Full-duplex PCI data exchange how do I achieve it ?

Hi All,

I have a problem which is likely met by many, but I can not find a good answer… please help

I need to organize efficient bi-directional data transfer between host and device (descrete device). The data swap is totally simmetrical in size, so I hope it can be performed concurrently in 2 directions.
I found in other topics that full-duplex PCI can only be achieved using “zero-copy” method, which means that the kernel uses host pointer mapped to device space. The memory access must be coalescent.

How to achieve this, however, is not completely clear.

I procede as follows:

buffer_in_hist - “float” buffer on host for H2D transfer, adress mapped to device
buffer_in_dev - “float” buffer on device for H2D transfer
buffer_out_hist - “float” buffer on host for D2H transfer, adress mapped to device
buffer_out_dev - “float” buffer on host for D2H transfer

I write the kernel as follows:

global void exchange_data(float *buffer_in_host,
float *buffer_in_dev,
float *buffer_out_host,
float *buffer_out_dev,
int threadsize)
{

int num = blockIdx.x*threadsize + threadIdx.x;

buffer_in_dev[num] = buffer_in_host[num];
buffer_out_host[num] = buffer_out_dev[num];

}

The threadsize is 128. Block size is sufficiently large (about 3MB of data is swapped in 1 kernel lunch)

In my view, the kernel I wrote performs coalescent data access.
It works, but performance is less than what is achieved by 2 concurrent memcpy instructions.

Did I achieve coalescent memory access ?
Did I do anything wrong or is there any trick that I miss ?
If so, how can I fix my kernel ?

There is one more concern. Ideally, my bi-directional data transfer should be executed concurrently with another kernel. If I am using zero-copy method, it seems I can not have a concurrent kernel running anymore… Is that true ?
If so, that means that full-duplex can not be fully exploited.

Thank you very much

Look into using streams, they’ll let you overlap kernel execution and data transfer.

If you’re going back and forth between two data buffers, you can just use two streams. Heck, you could even do a little bit-hacking and create a counter (int32) that increments with every kernel launch, and simply AND it with 1 to get the stream Id (e.g. int StreamId = (myCounter & 1)).

Thanks for reply,

Please check out this topic:

http://forums.nvidia.com/index.php?showtop…rt=#entry552657

It states that memcpy is half-duplex only. Plus, we know that only one memcpy operation can be executed at any given time, no matter which stream. So it appears that this way does not work.

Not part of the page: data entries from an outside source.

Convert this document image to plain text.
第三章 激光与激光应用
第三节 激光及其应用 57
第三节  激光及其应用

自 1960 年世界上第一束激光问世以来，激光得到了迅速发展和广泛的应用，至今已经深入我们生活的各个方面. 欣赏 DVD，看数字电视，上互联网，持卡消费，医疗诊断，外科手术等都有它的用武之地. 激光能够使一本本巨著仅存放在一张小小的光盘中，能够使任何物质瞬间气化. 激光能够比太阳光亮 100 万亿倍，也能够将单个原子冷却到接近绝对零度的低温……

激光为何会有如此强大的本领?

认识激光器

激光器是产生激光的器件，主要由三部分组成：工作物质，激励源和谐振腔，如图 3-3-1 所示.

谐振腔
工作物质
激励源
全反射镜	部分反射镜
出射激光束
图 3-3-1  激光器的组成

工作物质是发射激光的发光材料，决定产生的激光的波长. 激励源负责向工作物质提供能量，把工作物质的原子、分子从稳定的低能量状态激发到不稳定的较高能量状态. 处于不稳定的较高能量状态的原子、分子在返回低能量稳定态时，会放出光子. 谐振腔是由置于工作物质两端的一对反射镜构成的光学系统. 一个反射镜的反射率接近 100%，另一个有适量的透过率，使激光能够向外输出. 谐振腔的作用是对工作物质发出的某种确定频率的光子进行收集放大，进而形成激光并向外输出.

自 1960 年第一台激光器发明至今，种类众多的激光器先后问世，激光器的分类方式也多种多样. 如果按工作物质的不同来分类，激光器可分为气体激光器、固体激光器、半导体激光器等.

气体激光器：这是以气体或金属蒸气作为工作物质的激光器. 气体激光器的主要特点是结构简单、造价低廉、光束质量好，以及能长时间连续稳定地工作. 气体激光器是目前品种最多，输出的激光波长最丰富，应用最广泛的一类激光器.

In fact, to check on your suggestion, I tried to set 2 stream for 2 memcpy operations (one H2D and 1 D2H) and it does not increase the performance. Actually, it performs slightly worse with 2 streams (probably due to latency associated with additional sream). The data transfer in 2 directions DO NOT become full-duplex by using 2 streams.

I am still convinced that “zero-copy” is may be the only possibility, if one exists, to perform full-duplex data transfer and a concurrent kernel execution.

Fermi will have dual DMA engines and thus full duplex data transfer.

You waste a lot of time on block setup, as each block only does one memory move. Try using fewer blocks that do several moves each.